The darkness and dryness that can come into one’s soul from resistance to prayer and the things of the Spirit, is something you bring on yourself. Repent and return to the Lord. It’s so much easier to stay in spiritual condition, than to get out of spiritual condition and get back in it.

Inspired by a talk Dr. Ralph Martin gave on what we need to do to progress in our life in the Spirit. 

Thursday, September 3, 2020

Spiritual Dryness

I’ve been hunting through miscellaneous journals, workbooks, and clippings for blog inspiration. I found some good advice for dealing with adult children, prep work for RCIA classes, and notes on my trip to Lourdes. All good stuff! Today I also found some notes I’d made about spiritual dryness. I have a terrible habit of writing down quotes from others but not noting the author’s name. What follows is probably from another writer, maybe two, and I can also hear my own voice take over at times.

When we are dry, we are no longer giving to others out of our fullness. We feel empty or weary. We feel an inner reluctance or resistance to serve because we have no choice. Our motivation is that others are relying on us and we want to honor that commitment but we feel we really have nothing to offer spiritually. We distance ourselves from God.

I don’t need constant consolation to believe in him but there is a silence that isn’t normal. He hasn’t withdrawn – as a baptized Christian I know he is always in my soul. But there’s a blankness. It’s such a physical feeling of weariness that if Sunday wasn’t a holy day of obligation I wouldn’t bother to go.

It has nothing to do with trauma or any particular event – you just wake up one morning depleted. It’s like someone took a drawer out of a dresser. The frame is still there and the space that is left can still accommodate the drawer.

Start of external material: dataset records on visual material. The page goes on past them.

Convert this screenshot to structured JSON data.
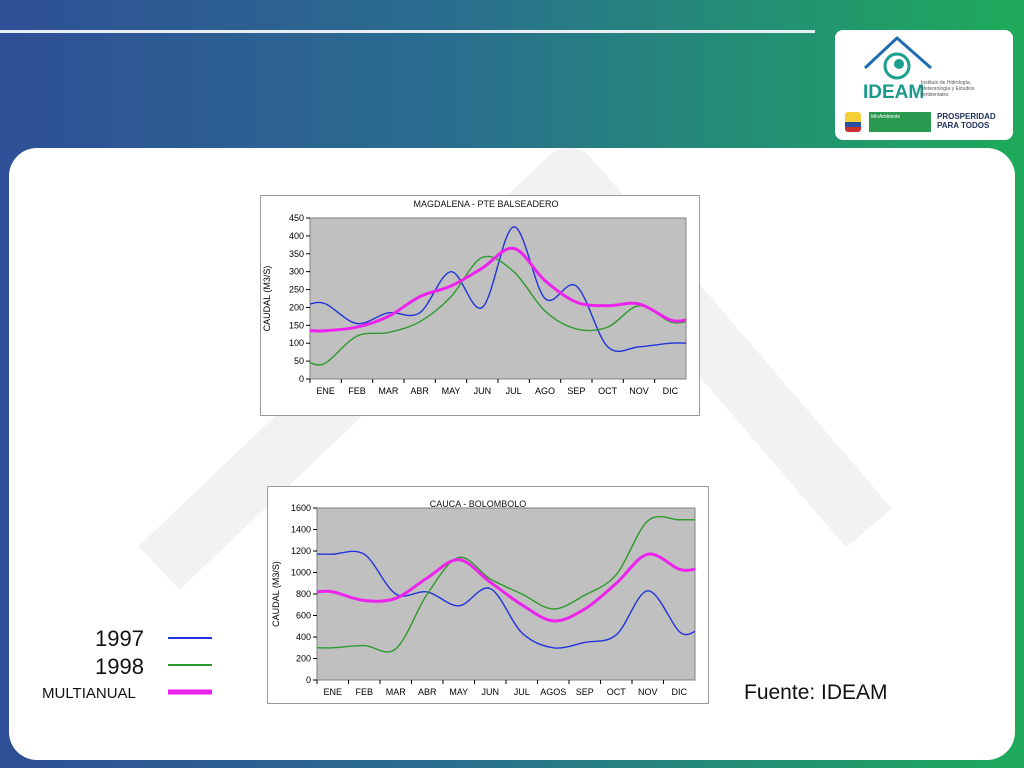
{
  "colors": {
    "series_1997": "#2233dd",
    "series_1998": "#2c9a2c",
    "series_multianual": "#ee22ee",
    "plot_bg": "#c0c0c0"
  },
  "logo": {
    "name": "IDEAM",
    "subtitle": "Instituto de Hidrología, Meteorología y Estudios Ambientales",
    "ministry": "MinAmbiente",
    "slogan": "PROSPERIDAD PARA TODOS"
  },
  "legend": {
    "items": [
      {
        "label": "1997",
        "color": "#2233dd"
      },
      {
        "label": "1998",
        "color": "#2c9a2c"
      },
      {
        "label": "MULTIANUAL",
        "color": "#ee22ee"
      }
    ]
  },
  "source": "Fuente: IDEAM",
  "chart_data": [
    {
      "type": "line",
      "title": "MAGDALENA - PTE BALSEADERO",
      "xlabel": "",
      "ylabel": "CAUDAL (M3/S)",
      "ylim": [
        0,
        450
      ],
      "yticks": [
        0,
        50,
        100,
        150,
        200,
        250,
        300,
        350,
        400,
        450
      ],
      "categories": [
        "ENE",
        "FEB",
        "MAR",
        "ABR",
        "MAY",
        "JUN",
        "JUL",
        "AGO",
        "SEP",
        "OCT",
        "NOV",
        "DIC"
      ],
      "grid": false,
      "series": [
        {
          "name": "1997",
          "values": [
            210,
            155,
            185,
            185,
            300,
            200,
            425,
            225,
            260,
            90,
            90,
            100
          ]
        },
        {
          "name": "1998",
          "values": [
            45,
            120,
            130,
            160,
            230,
            340,
            300,
            190,
            140,
            145,
            205,
            160
          ]
        },
        {
          "name": "MULTIANUAL",
          "values": [
            135,
            145,
            175,
            230,
            260,
            310,
            365,
            275,
            215,
            205,
            210,
            165
          ]
        }
      ]
    },
    {
      "type": "line",
      "title": "CAUCA - BOLOMBOLO",
      "xlabel": "",
      "ylabel": "CAUDAL (M3/S)",
      "ylim": [
        0,
        1600
      ],
      "yticks": [
        0,
        200,
        400,
        600,
        800,
        1000,
        1200,
        1400,
        1600
      ],
      "categories": [
        "ENE",
        "FEB",
        "MAR",
        "ABR",
        "MAY",
        "JUN",
        "JUL",
        "AGOS",
        "SEP",
        "OCT",
        "NOV",
        "DIC"
      ],
      "grid": false,
      "series": [
        {
          "name": "1997",
          "values": [
            1170,
            1170,
            800,
            820,
            690,
            850,
            440,
            300,
            350,
            420,
            830,
            450
          ]
        },
        {
          "name": "1998",
          "values": [
            300,
            320,
            290,
            800,
            1140,
            940,
            800,
            660,
            790,
            980,
            1480,
            1490
          ]
        },
        {
          "name": "MULTIANUAL",
          "values": [
            820,
            740,
            760,
            950,
            1120,
            910,
            700,
            550,
            660,
            900,
            1170,
            1030
          ]
        }
      ]
    }
  ]
}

You could pile up more stuff underneath but there’s still that void. You can’t 'fix' it. Doing the usual things like going to Mass and praying the rosary are just joyless items on the to-do list like dusting or dishes. They’re there, you do them, but you do it mindlessly.

The first time I had a dry spell I felt shocked. Why would God leave me? I did everything I was supposed to do – Mass, confession, bible reading, my ministries, I even had a good Lent. But faith isn’t about doing. I think he was showing me that for a time I just had to be a place for him.       

Eventually, the feelings of lethargy and nothingness lifted. I don’t want to go back to that place but sometimes I do let myself think about that time so I can balance my Martha tendencies with the necessity to also be a Mary.